Nothing happened for a few months, but then came the Clarion West Write-a-thon, a fundraising event to benefit the Clarion West Writers Workshop. As a member of the Clarion West board, I needed to gather people to support my writing goals for the summer. I asked for, and got, $250 in support for my goals. My goals were to submit two stories.

Which I did.

(A huge thank you to the friends — and one complete stranger — who underwrote my work.)

Here's the story of what happened:

The first story, a dystopian tale about a bitter elderly woman in the near future, was rejected by a Major Science Fiction Magazine about three weeks after I sent it. This was the kind of rejection you hear about. The proverbial self-addressed stamped envelope arrived, containing the cover page of my manuscript with a slip of paper (God forbid they should waste a whole page) stapled to it that basically said "Does not meet our needs."

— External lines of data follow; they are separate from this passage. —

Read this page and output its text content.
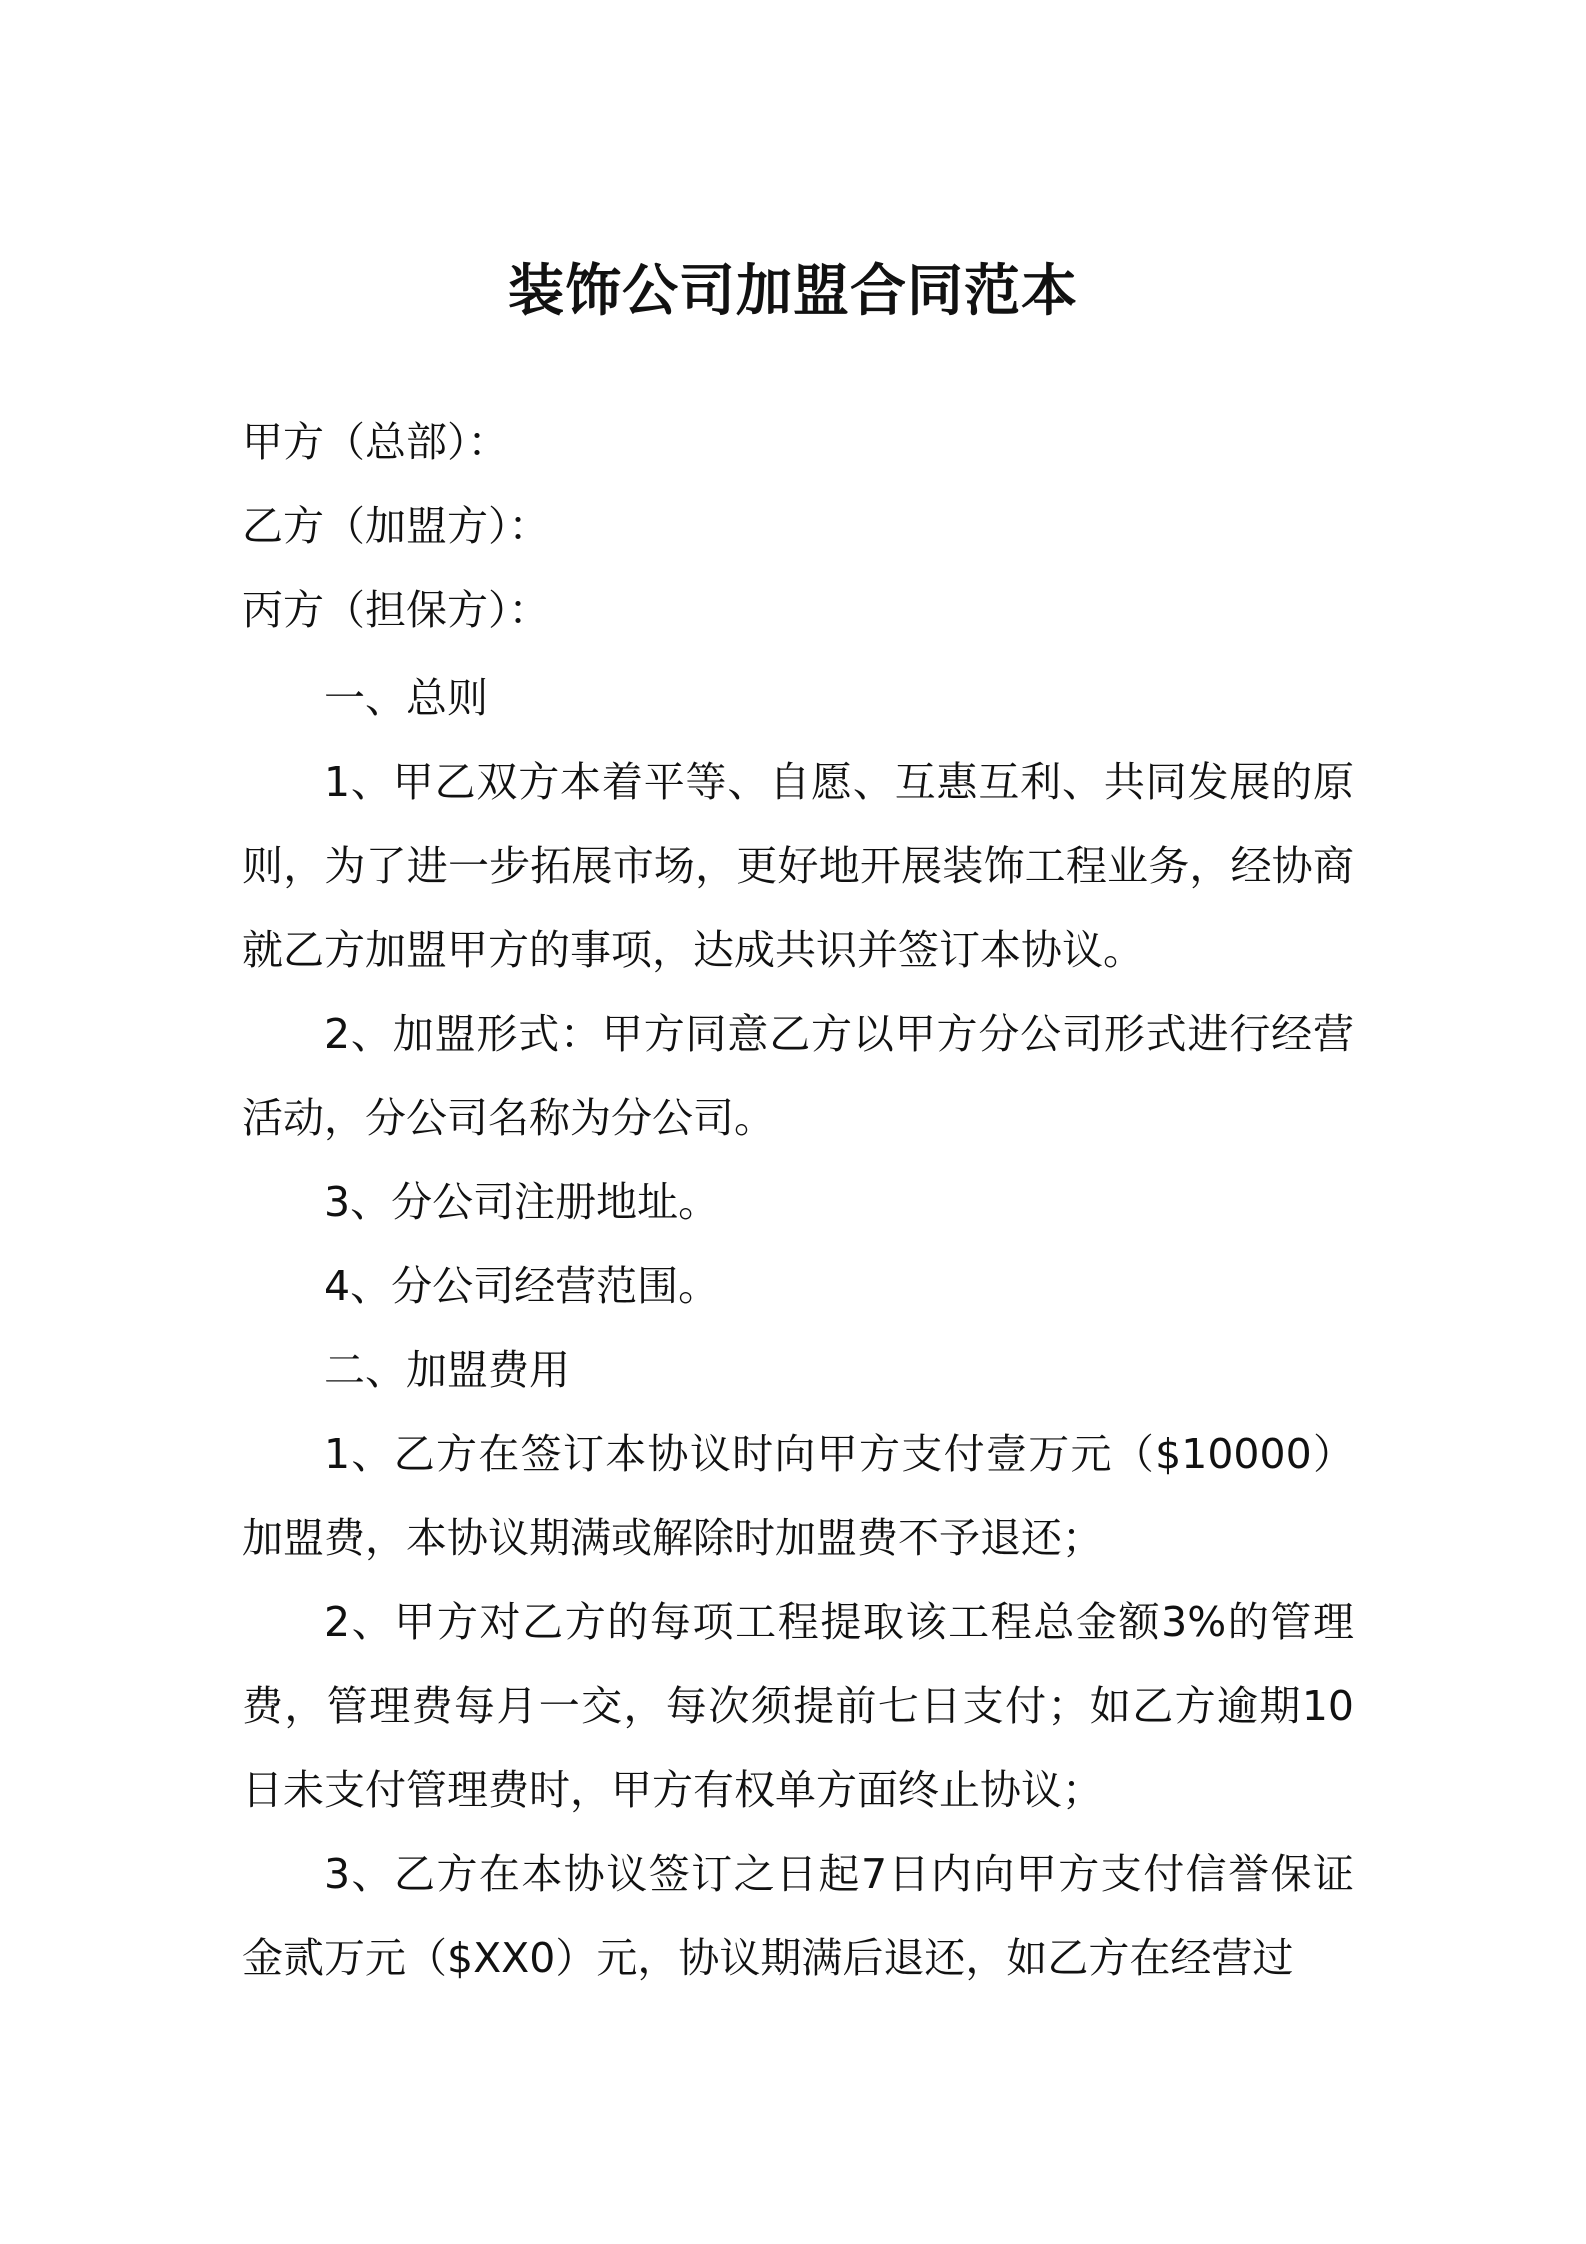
装饰公司加盟合同范本
甲方（总部）：
乙方（加盟方）：
丙方（担保方）：

一、总则

1、甲乙双方本着平等、自愿、互惠互利、共同发展的原则，为了进一步拓展市场，更好地开展装饰工程业务，经协商就乙方加盟甲方的事项，达成共识并签订本协议。

2、加盟形式：甲方同意乙方以甲方分公司形式进行经营活动，分公司名称为分公司。

3、分公司注册地址。

4、分公司经营范围。

二、加盟费用

1、乙方在签订本协议时向甲方支付壹万元（$10000）加盟费，本协议期满或解除时加盟费不予退还；

2、甲方对乙方的每项工程提取该工程总金额3%的管理费，管理费每月一交，每次须提前七日支付；如乙方逾期10日未支付管理费时，甲方有权单方面终止协议；

3、乙方在本协议签订之日起7日内向甲方支付信誉保证金贰万元（$XX0）元，协议期满后退还，如乙方在经营过
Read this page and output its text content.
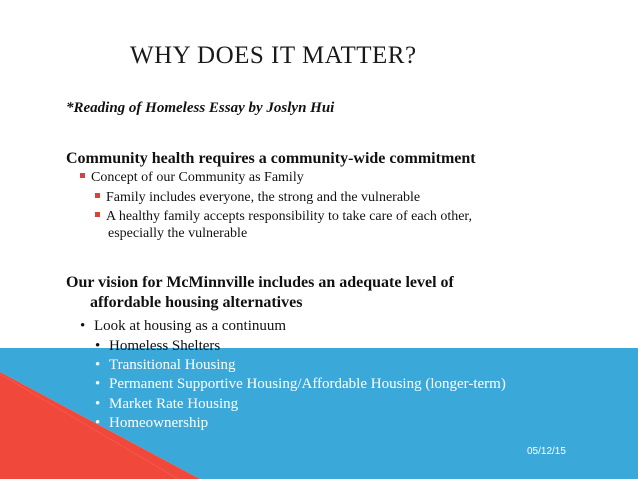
WHY DOES IT MATTER?
*Reading of Homeless Essay by Joslyn Hui
Community health requires a community-wide commitment
Concept of our Community as Family
Family includes everyone, the strong and the vulnerable
A healthy family accepts responsibility to take care of each other,
especially the vulnerable
Our vision for McMinnville includes an adequate level of
affordable housing alternatives
• Look at housing as a continuum
• Homeless Shelters
• Transitional Housing
• Permanent Supportive Housing/Affordable Housing (longer-term)
• Market Rate Housing
• Homeownership
05/12/15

 At the time I got the first rejection, I was dragging my feet with the second submission.  It's  a story far better suited to one of the Big Three science fiction and fantasy publications. A pro who had reviewed it for me had said if I made a few modifications to it she'd be willing to "introduce it" to a magazine editor. I made the modifications, but wasn't able to connect with her. Time was running out on the Clarion West Write-a-thon, so I went ahead and sent Story #2 off to Another Major Science Fiction Magazine.

To appreciate what happened next, you should know that Story #2 has a peculiarity that had alarmed everyone in my last writing workshop: It's about a writer, and you aren't supposed to use a writer as a protagonist. However, people had agreed that because it was a humorous story, and didn't take the writer seriously, I might be able to get away with it. Also, the writer is not a science fiction writer — he's a writer of Los Angeles crime fiction novels. So, off it went.

And this is where the story gets optimistic.

After four weeks of waiting, the story got rejected. But it got rejected in that wonderful, constructive way that you want. I got a personal letter from The Big-Name Editor. He'd thought my story was funny — he even played along with the joke in the rejection letter. Which was a helpful analysis of what in the story had worked for him — and what hadn't. My God, he'd read the whole thing!

So tonight I opened up my spreadsheet (yes, I have a spreadsheet, just like David does) and I recorded the rejection. I haven't quite decided where to send the story next, as the market for humorous urban fantasy is limited.

But that's OK. Because I have a Halloween story out for consideration at a small online publication. And I'm hustling to meet a deadline to submit a fable for a short story collection. And the writing is the fun part.